What then of the indictment in the instant case?
Setting out the charging part of the indictment in full, as the competing opinions have, tends to obscure the thrust of its operative allegations. The essence of the allegations that while operating a motor vehicle appellant “did then and there knowingly and intentionally ... make an improper lane change which caused ... a driver to take evasive action which resulted in an accident and subsequent injuries ... and the defendant did after said accident, knowingly and intentionally fail to stop and render all reasonable assistance..., including the making of arrangements for ... medical treatment, it being apparent that such medical treatment ... was necessary ...''
The opinion by Presiding Judge Onion finds that “neither of these allegations is sufficient in stating the required allegation of knowing that an accident occurred in which the car appellant was driving was involved.” And it is certainly true that the underscored language said to be required does not appear in haec verba.
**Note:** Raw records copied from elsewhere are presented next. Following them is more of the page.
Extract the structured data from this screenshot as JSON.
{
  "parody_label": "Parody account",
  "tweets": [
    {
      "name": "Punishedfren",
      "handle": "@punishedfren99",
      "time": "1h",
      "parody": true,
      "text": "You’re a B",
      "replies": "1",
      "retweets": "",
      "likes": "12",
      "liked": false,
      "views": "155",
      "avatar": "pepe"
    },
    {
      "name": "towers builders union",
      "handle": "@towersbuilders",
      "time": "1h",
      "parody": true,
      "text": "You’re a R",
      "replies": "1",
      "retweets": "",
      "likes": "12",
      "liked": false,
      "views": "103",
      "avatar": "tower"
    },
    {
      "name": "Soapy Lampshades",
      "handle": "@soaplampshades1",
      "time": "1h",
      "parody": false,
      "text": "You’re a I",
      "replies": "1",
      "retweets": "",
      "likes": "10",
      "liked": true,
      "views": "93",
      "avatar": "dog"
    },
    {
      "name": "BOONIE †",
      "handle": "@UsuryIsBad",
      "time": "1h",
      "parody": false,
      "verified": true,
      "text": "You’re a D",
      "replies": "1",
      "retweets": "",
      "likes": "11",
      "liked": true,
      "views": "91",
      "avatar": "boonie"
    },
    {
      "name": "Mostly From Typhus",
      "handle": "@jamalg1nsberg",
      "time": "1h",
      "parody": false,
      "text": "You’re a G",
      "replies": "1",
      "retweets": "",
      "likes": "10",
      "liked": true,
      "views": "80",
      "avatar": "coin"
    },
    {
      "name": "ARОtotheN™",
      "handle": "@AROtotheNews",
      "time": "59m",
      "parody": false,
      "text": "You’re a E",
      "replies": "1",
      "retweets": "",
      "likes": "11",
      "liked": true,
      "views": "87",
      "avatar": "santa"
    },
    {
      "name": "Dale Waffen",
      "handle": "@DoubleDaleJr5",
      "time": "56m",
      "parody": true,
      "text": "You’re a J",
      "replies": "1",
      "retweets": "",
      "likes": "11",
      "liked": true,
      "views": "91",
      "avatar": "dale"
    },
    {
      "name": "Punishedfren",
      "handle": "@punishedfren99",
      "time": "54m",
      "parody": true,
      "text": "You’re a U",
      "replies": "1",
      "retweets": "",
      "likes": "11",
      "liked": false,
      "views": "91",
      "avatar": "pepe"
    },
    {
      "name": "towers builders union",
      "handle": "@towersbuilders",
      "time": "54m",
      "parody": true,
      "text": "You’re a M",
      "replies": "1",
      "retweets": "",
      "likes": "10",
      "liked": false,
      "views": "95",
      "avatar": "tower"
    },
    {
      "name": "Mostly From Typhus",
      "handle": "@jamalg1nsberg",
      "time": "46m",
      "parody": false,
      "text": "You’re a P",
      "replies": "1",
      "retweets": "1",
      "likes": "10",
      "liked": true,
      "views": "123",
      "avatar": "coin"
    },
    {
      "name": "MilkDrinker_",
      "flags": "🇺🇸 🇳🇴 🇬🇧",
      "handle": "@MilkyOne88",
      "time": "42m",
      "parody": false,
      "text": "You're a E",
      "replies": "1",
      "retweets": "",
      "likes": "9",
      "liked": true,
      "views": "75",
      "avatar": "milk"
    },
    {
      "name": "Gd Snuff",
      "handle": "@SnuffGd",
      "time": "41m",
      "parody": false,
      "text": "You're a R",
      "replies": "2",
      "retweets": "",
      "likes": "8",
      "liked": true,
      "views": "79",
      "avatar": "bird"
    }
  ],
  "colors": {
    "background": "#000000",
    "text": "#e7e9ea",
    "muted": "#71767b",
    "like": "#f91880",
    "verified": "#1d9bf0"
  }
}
Yet, it was not included in the indictments upheld by the Court in Williams and Abrego, both supra, the latter being an opinion of a Court Panel that survived motion for rehearing considered by the Court En Banc. Since the Williams and Abrego indictments allege that which the Goss indictment did not, the opinions are in harmony.
Beyond the considerations in Williams and Abrego, supra, when both allegations are even more distilled, read together and reasonably understood, the charge against appellant is that he knowingly drove his vehicle in the manner stated such as to cause an accident and injuries, and then knowingly failed to stop and render apparently needed treatment for those injuries. If the indictment is to be faulted at all, one might criticize it for excessive factual aver-ments, but that it alleges all elements of the offense proscribed by the statutory provisions combined in Goss seems clear to me.
Thus, without subscribing to all that he writes, I come to the same result reached in the opinion by Judge McCormick. Accordingly, I join the judgment of the Court in affirming the judgment of the trial court.

. All emphasis is mine unless otherwise indicated.